A word on philanthropy

“I firmly believe philanthropy is at its best when it brings the power of communities, government and business together. Most communities already know what they need to thrive. We can help them make sustainable change and advocate for themselves in the long term,” says Nicola Forrest, founder of Coaxial and co-founder of Minderoo Foundation.
"Philanthropy is so much more than writing cheques. It’s about listening and unlocking communities’ strengths and respecting partners’ knowledge. It’s about elevating their leaders and amplifying their voices.
Of course, we can knock on the door of governments, suggest policy shifts, provide the evidence and push for systemic change, something the Minderoo Foundation’s Thrive by Five early childhood campaign has done really effectively.

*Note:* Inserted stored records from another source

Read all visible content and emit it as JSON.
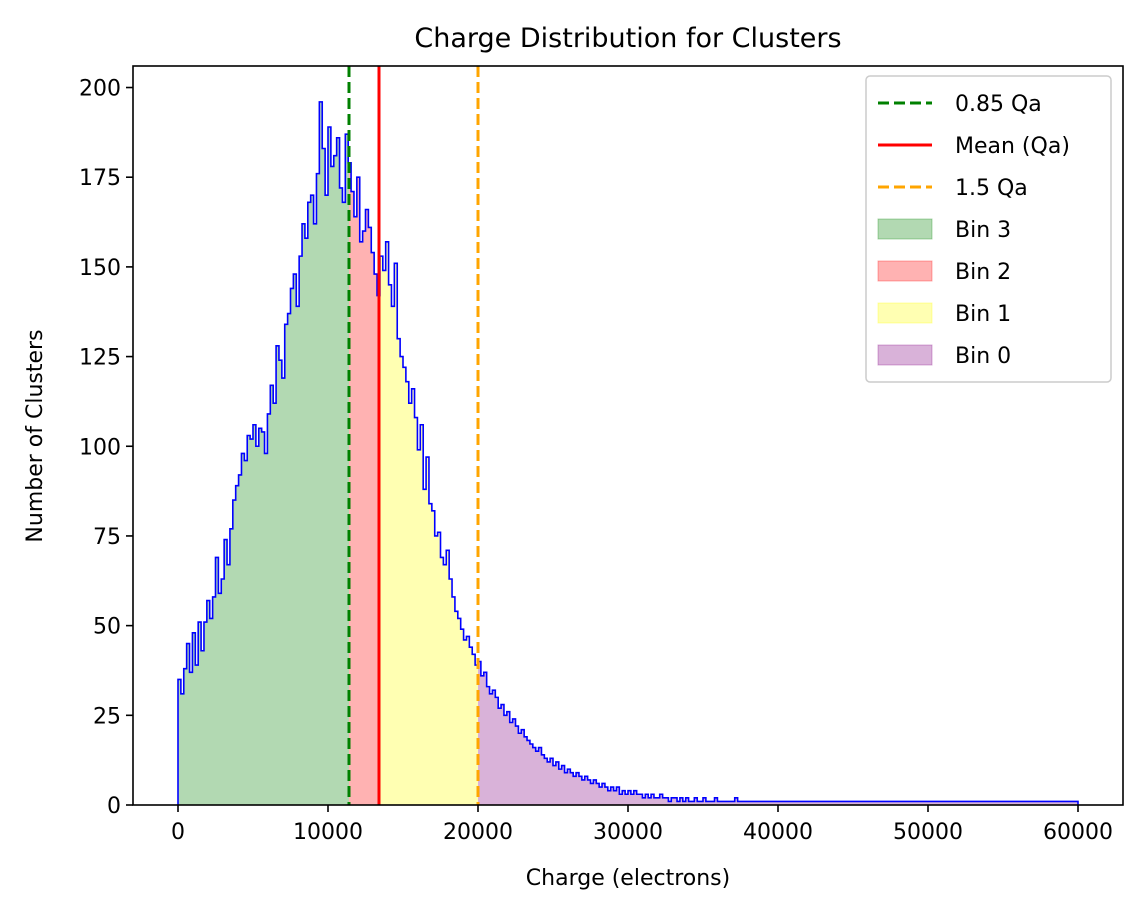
{
  "chart_data": {
    "type": "histogram",
    "title": "Charge Distribution for Clusters",
    "xlabel": "Charge (electrons)",
    "ylabel": "Number of Clusters",
    "xlim": [
      -3000,
      63000
    ],
    "ylim": [
      0,
      206
    ],
    "x_ticks": [
      0,
      10000,
      20000,
      30000,
      40000,
      50000,
      60000
    ],
    "y_ticks": [
      0,
      25,
      50,
      75,
      100,
      125,
      150,
      175,
      200
    ],
    "grid": false,
    "legend_position": "top-right",
    "bins": {
      "start": 0,
      "end": 60000,
      "count": 300
    },
    "histogram_color": "#0000ff",
    "counts": [
      35,
      31,
      38,
      45,
      37,
      48,
      39,
      51,
      43,
      51,
      57,
      52,
      58,
      69,
      59,
      63,
      74,
      67,
      77,
      85,
      89,
      92,
      98,
      96,
      103,
      102,
      106,
      100,
      105,
      104,
      98,
      109,
      117,
      112,
      128,
      124,
      119,
      134,
      137,
      144,
      148,
      139,
      153,
      162,
      158,
      168,
      170,
      162,
      176,
      196,
      183,
      170,
      189,
      178,
      181,
      186,
      172,
      168,
      187,
      179,
      171,
      164,
      175,
      157,
      160,
      166,
      161,
      154,
      148,
      142,
      153,
      149,
      157,
      145,
      139,
      151,
      130,
      125,
      122,
      118,
      112,
      116,
      108,
      99,
      106,
      88,
      97,
      84,
      82,
      75,
      76,
      69,
      67,
      71,
      63,
      58,
      54,
      52,
      49,
      46,
      47,
      44,
      42,
      39,
      40,
      36,
      37,
      33,
      31,
      32,
      30,
      27,
      28,
      25,
      26,
      23,
      24,
      22,
      20,
      21,
      19,
      18,
      17,
      16,
      15,
      16,
      14,
      13,
      12,
      13,
      11,
      12,
      10,
      11,
      9,
      10,
      9,
      8,
      9,
      8,
      7,
      8,
      7,
      6,
      7,
      6,
      5,
      6,
      5,
      4,
      5,
      4,
      5,
      3,
      4,
      3,
      4,
      3,
      4,
      3,
      3,
      2,
      3,
      2,
      3,
      2,
      2,
      3,
      2,
      2,
      1,
      2,
      2,
      1,
      2,
      1,
      2,
      1,
      1,
      2,
      1,
      1,
      2,
      1,
      1,
      1,
      2,
      1,
      1,
      1,
      1,
      1,
      1,
      2,
      1,
      1,
      1,
      1,
      1,
      1,
      1,
      1,
      1,
      1,
      1,
      1,
      1,
      1,
      1,
      1,
      1,
      1,
      1,
      1,
      1,
      1,
      1,
      1,
      1,
      1,
      1,
      1,
      1,
      1,
      1,
      1,
      1,
      1,
      1,
      1,
      1,
      1,
      1,
      1,
      1,
      1,
      1,
      1,
      1,
      1,
      1,
      1,
      1,
      1,
      1,
      1,
      1,
      1,
      1,
      1,
      1,
      1,
      1,
      1,
      1,
      1,
      1,
      1,
      1,
      1,
      1,
      1,
      1,
      1,
      1,
      1,
      1,
      1,
      1,
      1,
      1,
      1,
      1,
      1,
      1,
      1,
      1,
      1,
      1,
      1,
      1,
      1,
      1,
      1,
      1,
      1,
      1,
      1,
      1,
      1,
      1,
      1,
      1,
      1,
      1,
      1,
      1,
      1,
      1,
      1,
      1,
      1,
      1,
      1,
      1,
      1,
      1,
      1,
      1,
      1,
      1,
      1
    ],
    "regions": [
      {
        "name": "Bin 3",
        "from": 0,
        "to": 11400,
        "color": "#008000",
        "alpha": 0.3
      },
      {
        "name": "Bin 2",
        "from": 11400,
        "to": 13400,
        "color": "#ff0000",
        "alpha": 0.3
      },
      {
        "name": "Bin 1",
        "from": 13400,
        "to": 20000,
        "color": "#ffff00",
        "alpha": 0.3
      },
      {
        "name": "Bin 0",
        "from": 20000,
        "to": 60000,
        "color": "#800080",
        "alpha": 0.3
      }
    ],
    "vlines": [
      {
        "name": "0.85 Qa",
        "x": 11400,
        "color": "#008000",
        "style": "dashed"
      },
      {
        "name": "Mean (Qa)",
        "x": 13400,
        "color": "#ff0000",
        "style": "solid"
      },
      {
        "name": "1.5 Qa",
        "x": 20000,
        "color": "#ffa500",
        "style": "dashed"
      }
    ],
    "legend": [
      {
        "label": "0.85 Qa",
        "kind": "line",
        "color": "#008000",
        "style": "dashed"
      },
      {
        "label": "Mean (Qa)",
        "kind": "line",
        "color": "#ff0000",
        "style": "solid"
      },
      {
        "label": "1.5 Qa",
        "kind": "line",
        "color": "#ffa500",
        "style": "dashed"
      },
      {
        "label": "Bin 3",
        "kind": "patch",
        "color": "#008000",
        "alpha": 0.3
      },
      {
        "label": "Bin 2",
        "kind": "patch",
        "color": "#ff0000",
        "alpha": 0.3
      },
      {
        "label": "Bin 1",
        "kind": "patch",
        "color": "#ffff00",
        "alpha": 0.3
      },
      {
        "label": "Bin 0",
        "kind": "patch",
        "color": "#800080",
        "alpha": 0.3
      }
    ]
  }
}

Philanthropy shouldn’t replace governments, which are responsible for providing essential services to all Australians, no matter where they live. We, however, can help governments to see how it can be done better.
Coaxial’s first initiative, Project Oasis, has a singular focus on tackling childcare deserts – the hundreds of communities across Australia where either there aren’t enough high-quality childcare places or there are none at all.
Like Thrive by Five, Project Oasis will bring multiple partners and agencies together to create access to high-quality early childhood education and care in these communities.
The evidence shows that this is beneficial not just for children but also for the entire community and broader economy. Without access to this education and care, kids are left disadvantaged and parents – especially mothers – find it harder to get back into work so this is also about women’s economic empowerment.
Australia’s greatest resource is human potential but at the moment too many Australians are being left behind. The challenge is big but so is the ambition and the willpower.”